Accurate assessments of the population burden and the impact of cirrhosis in EHR research depend on the performance and validity of the coding algorithms used to identify cases. The aim of this study was to synthesise and validate an approach that can be used to facilitate future research to improve the applicability of EHR research findings internationally. We found that there was substantial variation in the codes used to define cirrhosis. We extracted the most frequently used and relevant codes and combined them into a consensus code set (Table 6), with a positive result indicated by the presence of one or more of the included codes in in‐patient or out‐patient records. This code set was validated in two diverse patient populations from Europe and North America. In contrast to the most frequently used code set for cirrhosis, we found that our consensus code set improved sensitivity for the identification of cirrhosis with maintained high PPV. It is intended that this code set is used in future EHR research, where cirrhosis is defined by the presence of one or more of the codes in the set in the in‐patient or out‐patient setting. The code set will enable researchers to collaborate internationally and compare diverse populations of patients with cirrhosis using EHR data.

The purpose and context of diagnostic coding

The increasing importance of EHR‐based research and the role of real‐world evidence in clinical decision making demands a critical appraisal of the tools used to identify cirrhosis in such studies. When reviewing the literature to determine the validity of diagnostic coding one must consider the study purpose, location and the data source from which the codes were extracted. The provision of healthcare and the databases in use vary considerably worldwide, and in developed countries the most important factor to consider is the role of medical billing.

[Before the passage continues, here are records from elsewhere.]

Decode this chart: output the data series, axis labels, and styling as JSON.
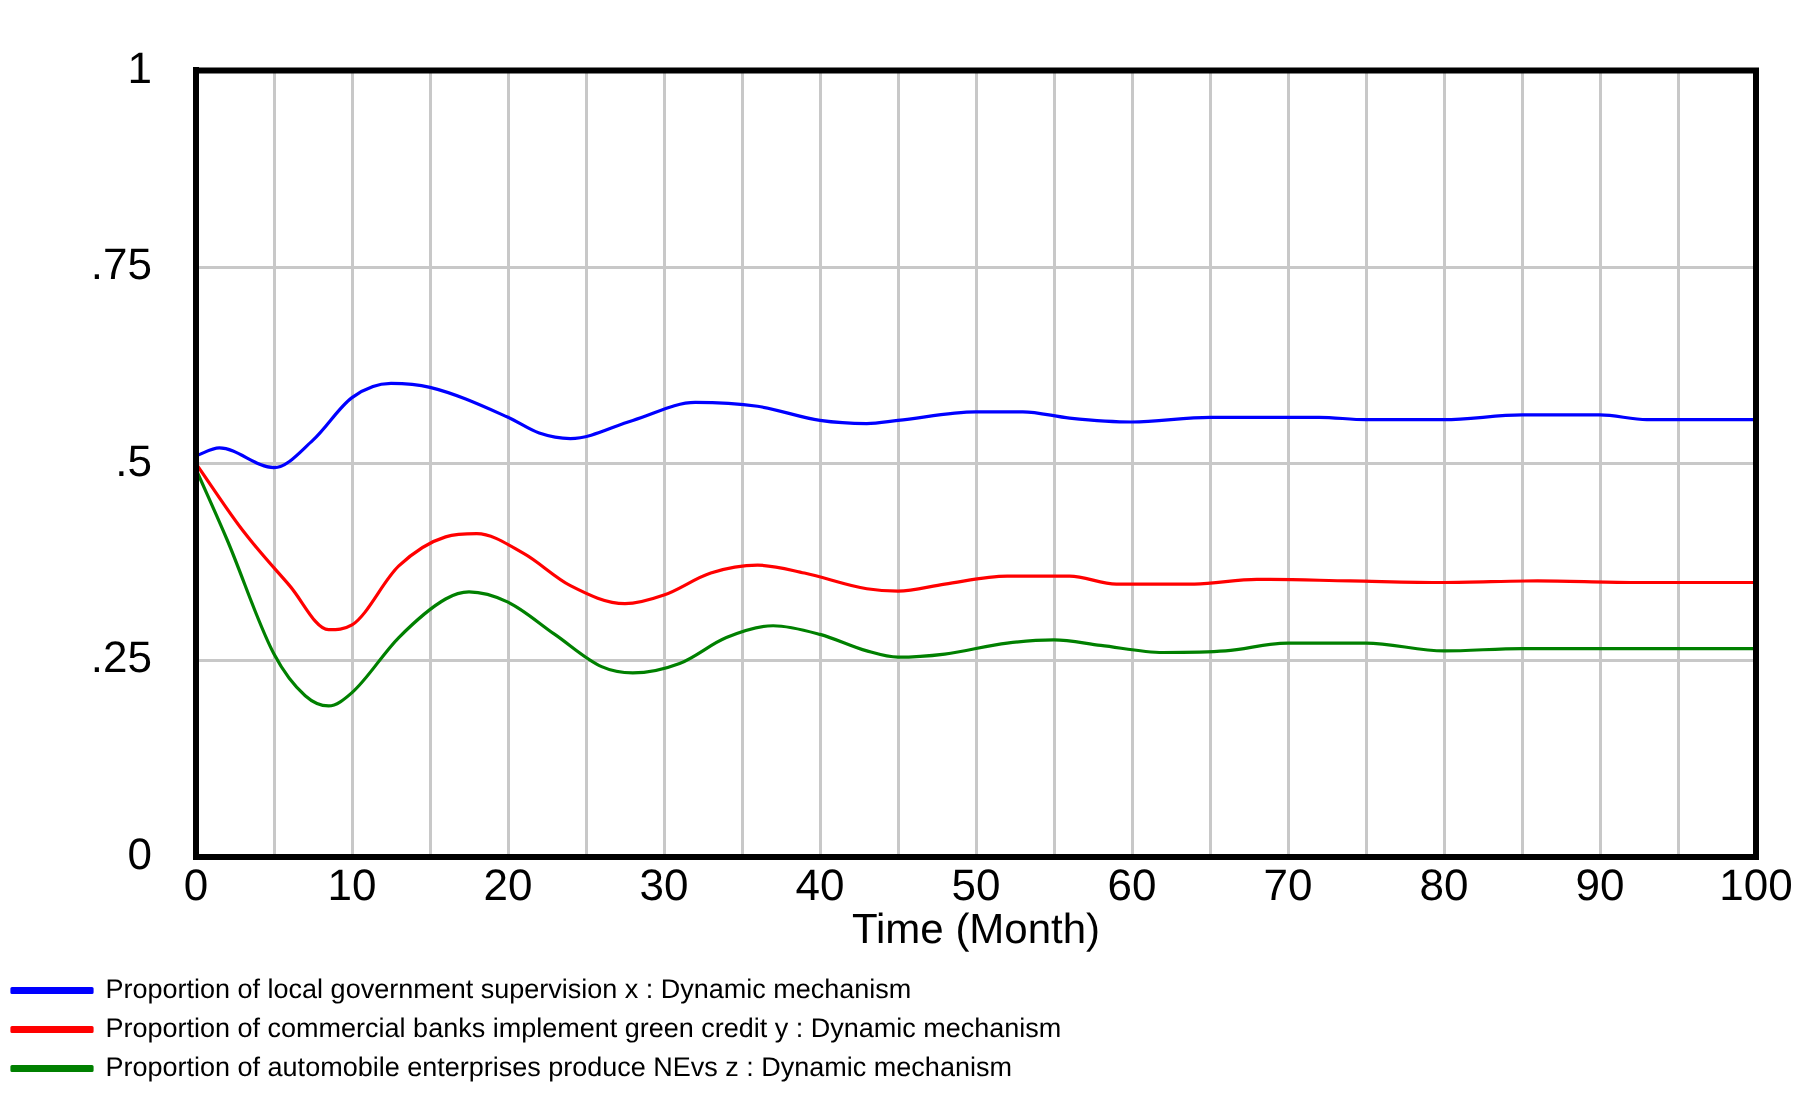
{
  "chart_data": {
    "type": "line",
    "xlabel": "Time (Month)",
    "xlim": [
      0,
      100
    ],
    "xticks": [
      0,
      {
        "value": 5,
        "label": null
      },
      10,
      {
        "value": 15,
        "label": null
      },
      20,
      {
        "value": 25,
        "label": null
      },
      30,
      {
        "value": 35,
        "label": null
      },
      40,
      {
        "value": 45,
        "label": null
      },
      50,
      {
        "value": 55,
        "label": null
      },
      60,
      {
        "value": 65,
        "label": null
      },
      70,
      {
        "value": 75,
        "label": null
      },
      80,
      {
        "value": 85,
        "label": null
      },
      90,
      {
        "value": 95,
        "label": null
      },
      100
    ],
    "ylim": [
      0,
      1
    ],
    "yticks": [
      0,
      {
        "value": 0.25,
        "label": ".25"
      },
      {
        "value": 0.5,
        "label": ".5"
      },
      {
        "value": 0.75,
        "label": ".75"
      },
      1
    ],
    "grid": true,
    "legend": "bottom",
    "marker": "none",
    "line_style": "solid",
    "series": [
      {
        "name": "Proportion of local government supervision x : Dynamic mechanism",
        "color": "#0000ff",
        "x": [
          0,
          1.5,
          5,
          7.5,
          10,
          12.5,
          15,
          20,
          22,
          24,
          28,
          32,
          36,
          40,
          43,
          45,
          50,
          53,
          56,
          60,
          65,
          72,
          75,
          80,
          85,
          90,
          93,
          100
        ],
        "values": [
          0.51,
          0.52,
          0.495,
          0.53,
          0.584,
          0.602,
          0.597,
          0.559,
          0.539,
          0.532,
          0.555,
          0.578,
          0.573,
          0.555,
          0.551,
          0.555,
          0.566,
          0.566,
          0.558,
          0.553,
          0.559,
          0.559,
          0.556,
          0.556,
          0.562,
          0.562,
          0.556,
          0.556
        ]
      },
      {
        "name": "Proportion of commercial banks implement green credit y : Dynamic mechanism",
        "color": "#ff0000",
        "x": [
          0,
          3,
          6,
          8.5,
          10,
          13,
          16,
          18,
          21,
          24,
          27.5,
          30,
          33,
          36,
          39,
          43,
          45,
          48,
          52,
          56,
          59,
          64,
          68,
          74,
          80,
          86,
          92,
          100
        ],
        "values": [
          0.5,
          0.415,
          0.345,
          0.289,
          0.295,
          0.37,
          0.407,
          0.411,
          0.386,
          0.345,
          0.322,
          0.333,
          0.361,
          0.371,
          0.361,
          0.341,
          0.338,
          0.347,
          0.357,
          0.357,
          0.347,
          0.347,
          0.353,
          0.351,
          0.349,
          0.351,
          0.349,
          0.349
        ]
      },
      {
        "name": "Proportion of automobile enterprises produce NEvs z : Dynamic mechanism",
        "color": "#008000",
        "x": [
          0,
          2,
          5,
          7,
          8.5,
          10,
          13,
          16,
          17.5,
          20,
          23,
          26,
          28,
          31,
          34,
          37,
          40,
          43,
          45,
          48,
          52,
          55,
          58,
          62,
          66,
          70,
          75,
          80,
          85,
          100
        ],
        "values": [
          0.493,
          0.403,
          0.258,
          0.205,
          0.192,
          0.209,
          0.279,
          0.328,
          0.337,
          0.324,
          0.283,
          0.242,
          0.234,
          0.246,
          0.279,
          0.294,
          0.283,
          0.262,
          0.254,
          0.258,
          0.272,
          0.276,
          0.269,
          0.26,
          0.262,
          0.272,
          0.272,
          0.262,
          0.265,
          0.265
        ]
      }
    ]
  }
}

In the UK and most Scandinavian countries healthcare is financed through tax payments. European countries such as Germany and France use insurance systems and Canada employs a government led publicly funded model, with the option of privately paid insurance as a supplement. In the United States there are numerous systems in place, the majority of which rely upon medical billing and coding. Administrative and physicians claims databases were developed primarily for the purpose of billing and financial re‐payment. While the accuracy of these databases in identifying diseases has been widely reported upon , , how accurately these findings translate to those countries where databases and healthcare systems differ, and medical billing does not exist remains unclear.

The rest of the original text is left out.